L’adolescence est une phase de passage dans la vie, non seulement de vos enfants, mais de toute la famille ; vous le savez bien et vous le vivez ; et en tant que telle, dans sa globalité, nous devons l’affronter. C’est une phase-pont et, pour cette raison, les adolescents ne sont ni d’ici ni de là-bas, ils sont en chemin, en transit. Ce ne sont pas des enfants (et ils ne veulent pas être traités comme tels) et ce ne sont pas des adultes (mais ils veulent être traités comme tels, spécialement au niveau des privilèges). Ils vivent justement cette tension, avant tout en eux-mêmes et puis avec ceux qui les entourent (1). Ils cherchent toujours la confrontation, ils interrogent, ils mettent tout en discussion, ils cherchent des réponses. Ils passent à travers différents états d’âme et leurs familles avec eux. Mais, permettez-moi de vous dire que c’est un temps précieux dans la vie de vos enfants. Un temps difficile, oui. Un temps de changements et d’instabilité, oui. Une phase qui présente de grands risques, sans doute. Mais surtout, c’est un temps de croissance pour eux et pour toute la famille. L’adolescence n’est pas une pathologie et nous ne pouvons pas l’affronter comme si elle l’était. Un enfant qui vit son adolescence (aussi difficile soit-elle pour ses parents) est un enfant avec un avenir et une espérance. Je suis préoccupé par la tendance si fréquente actuellement à « médicaliser » précocement nos jeunes. Il semble que tout soit résolu avec des médicaments ou en contrôlant tout avec le slogan « exploiter le temps au maximum » et de cette manière l’agenda des jeunes est pire que celui d’un haut dirigeant.

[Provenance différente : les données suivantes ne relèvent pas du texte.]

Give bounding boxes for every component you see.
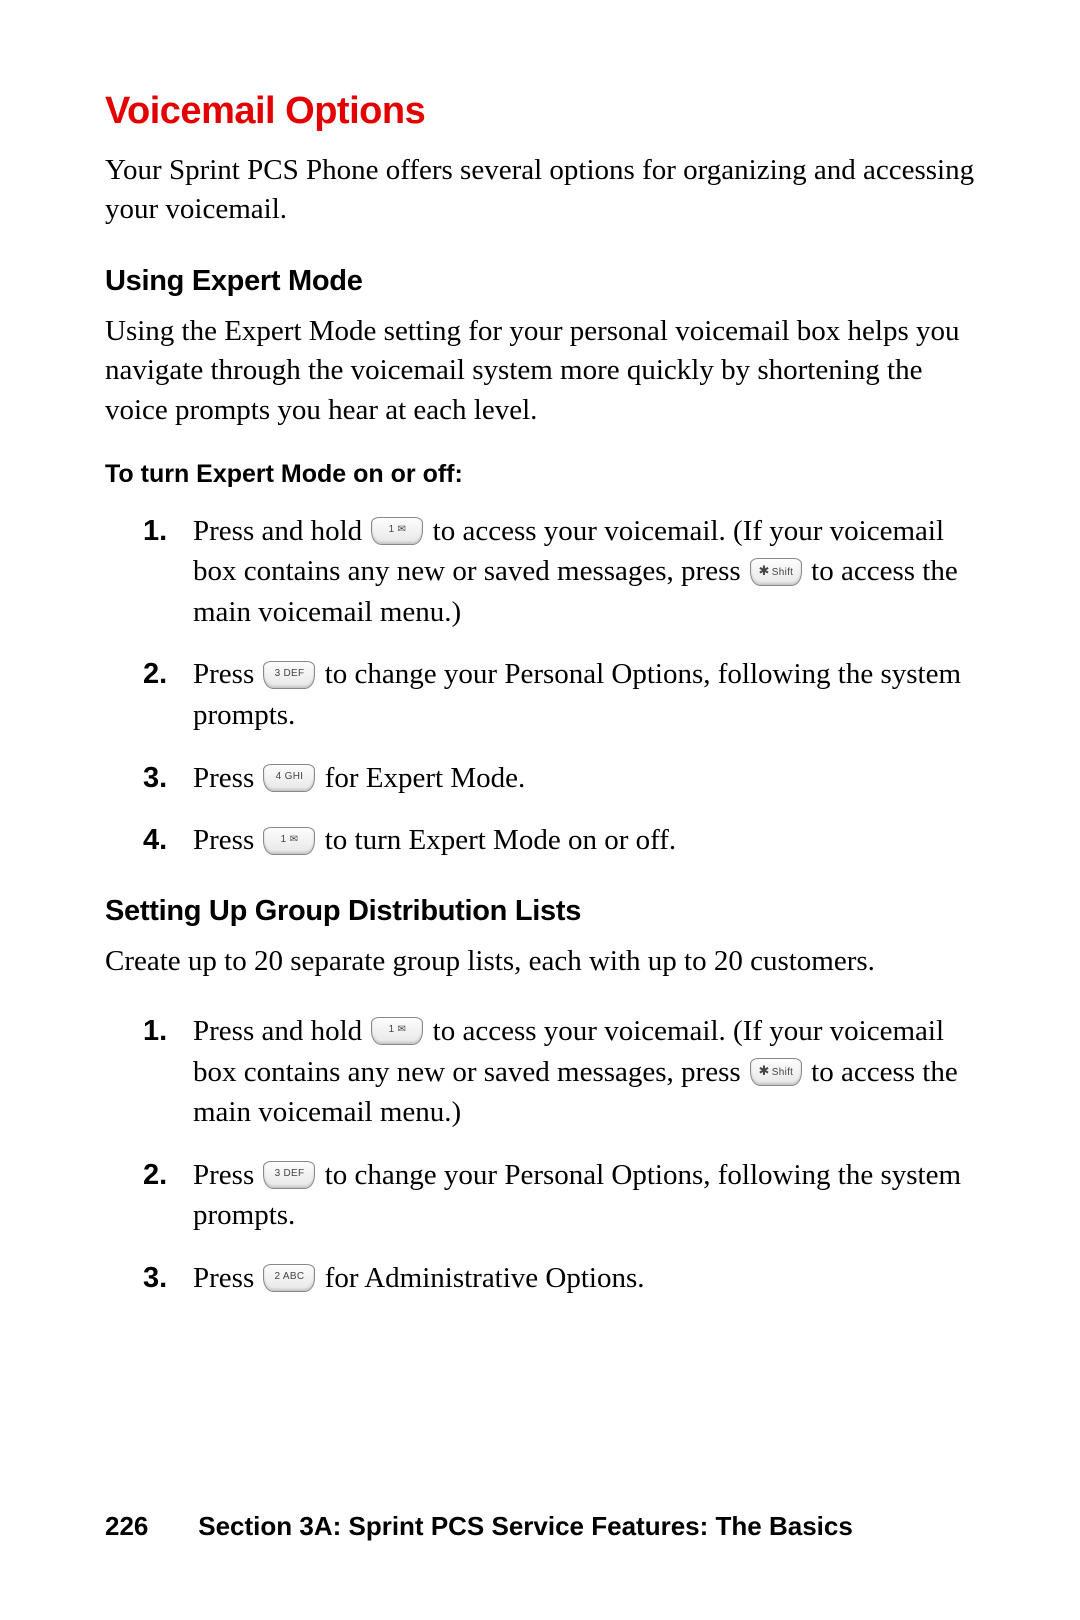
step-number: 4. bbox=[143, 820, 167, 861]
step-text: Press and hold bbox=[193, 515, 369, 547]
step-number: 2. bbox=[143, 654, 167, 695]
phone-key-1-icon: 1 ✉ bbox=[263, 827, 315, 855]
section-body-expert-mode: Using the Expert Mode setting for your p… bbox=[105, 312, 975, 429]
procedure-heading-expert-mode: To turn Expert Mode on or off: bbox=[105, 460, 975, 489]
step-3: 3. Press 2 ABC for Administrative Option… bbox=[193, 1258, 975, 1299]
page-title: Voicemail Options bbox=[105, 90, 975, 133]
page-number: 226 bbox=[105, 1511, 191, 1542]
phone-key-3-icon: 3 DEF bbox=[263, 1161, 315, 1189]
footer-section-title: Section 3A: Sprint PCS Service Features:… bbox=[198, 1511, 853, 1541]
step-number: 1. bbox=[143, 511, 167, 552]
step-1: 1. Press and hold 1 ✉ to access your voi… bbox=[193, 1011, 975, 1133]
step-text: Press bbox=[193, 1262, 261, 1294]
phone-key-star-icon: Shift bbox=[750, 558, 802, 586]
intro-paragraph: Your Sprint PCS Phone offers several opt… bbox=[105, 151, 975, 229]
step-number: 3. bbox=[143, 1258, 167, 1299]
section-body-group-lists: Create up to 20 separate group lists, ea… bbox=[105, 942, 975, 981]
section-heading-expert-mode: Using Expert Mode bbox=[105, 265, 975, 298]
step-1: 1. Press and hold 1 ✉ to access your voi… bbox=[193, 511, 975, 633]
phone-key-2-icon: 2 ABC bbox=[263, 1264, 315, 1292]
step-3: 3. Press 4 GHI for Expert Mode. bbox=[193, 758, 975, 799]
step-number: 3. bbox=[143, 758, 167, 799]
phone-key-star-icon: Shift bbox=[750, 1058, 802, 1086]
step-text: for Expert Mode. bbox=[325, 762, 526, 794]
step-text: Press bbox=[193, 824, 261, 856]
phone-key-4-icon: 4 GHI bbox=[263, 764, 315, 792]
step-2: 2. Press 3 DEF to change your Personal O… bbox=[193, 654, 975, 735]
steps-group-lists: 1. Press and hold 1 ✉ to access your voi… bbox=[105, 1011, 975, 1299]
section-heading-group-lists: Setting Up Group Distribution Lists bbox=[105, 895, 975, 928]
step-text: Press and hold bbox=[193, 1015, 369, 1047]
step-4: 4. Press 1 ✉ to turn Expert Mode on or o… bbox=[193, 820, 975, 861]
step-text: Press bbox=[193, 658, 261, 690]
steps-expert-mode: 1. Press and hold 1 ✉ to access your voi… bbox=[105, 511, 975, 861]
step-number: 1. bbox=[143, 1011, 167, 1052]
step-2: 2. Press 3 DEF to change your Personal O… bbox=[193, 1155, 975, 1236]
step-text: Press bbox=[193, 762, 261, 794]
phone-key-1-icon: 1 ✉ bbox=[371, 517, 423, 545]
manual-page: Voicemail Options Your Sprint PCS Phone … bbox=[0, 0, 1080, 1620]
step-text: for Administrative Options. bbox=[325, 1262, 645, 1294]
step-number: 2. bbox=[143, 1155, 167, 1196]
phone-key-1-icon: 1 ✉ bbox=[371, 1017, 423, 1045]
step-text: to turn Expert Mode on or off. bbox=[325, 824, 676, 856]
phone-key-3-icon: 3 DEF bbox=[263, 661, 315, 689]
step-text: Press bbox=[193, 1159, 261, 1191]
page-footer: 226 Section 3A: Sprint PCS Service Featu… bbox=[105, 1511, 975, 1542]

Par conséquent, j’insiste : l’adolescence n’est pas une pathologie que nous devons combattre. Elle fait partie de la croissance normale, naturelle de la vie de nos jeunes. Là où il y a la vie, il y a le mouvement, là où il y a le mouvement, il y a des changements, une recherche, des incertitudes, il y a l’espérance, la joie et aussi l’angoisse et la désolation. Situons bien nos discernements à l’intérieur de processus vitaux prévisibles. Il existe des marges qu’il est nécessaire de connaître pour ne pas s’alarmer, pour ne pas être non plus négligeant, mais pour savoir accompagner et aider à grandir. Tout n’est pas indifférents, mais tout n’a pas non plus la même importance. C’est pourquoi il faut discerner quelles batailles sont à mener et lesquelles, non. Pour cela, il est très utile d’écouter des couples qui ont de l’expérience, qui, même s’ils ne nous donnent jamais de recette, nous aideront par leur témoignage à connaître cela ou cette marge ou cette gamme de comportements.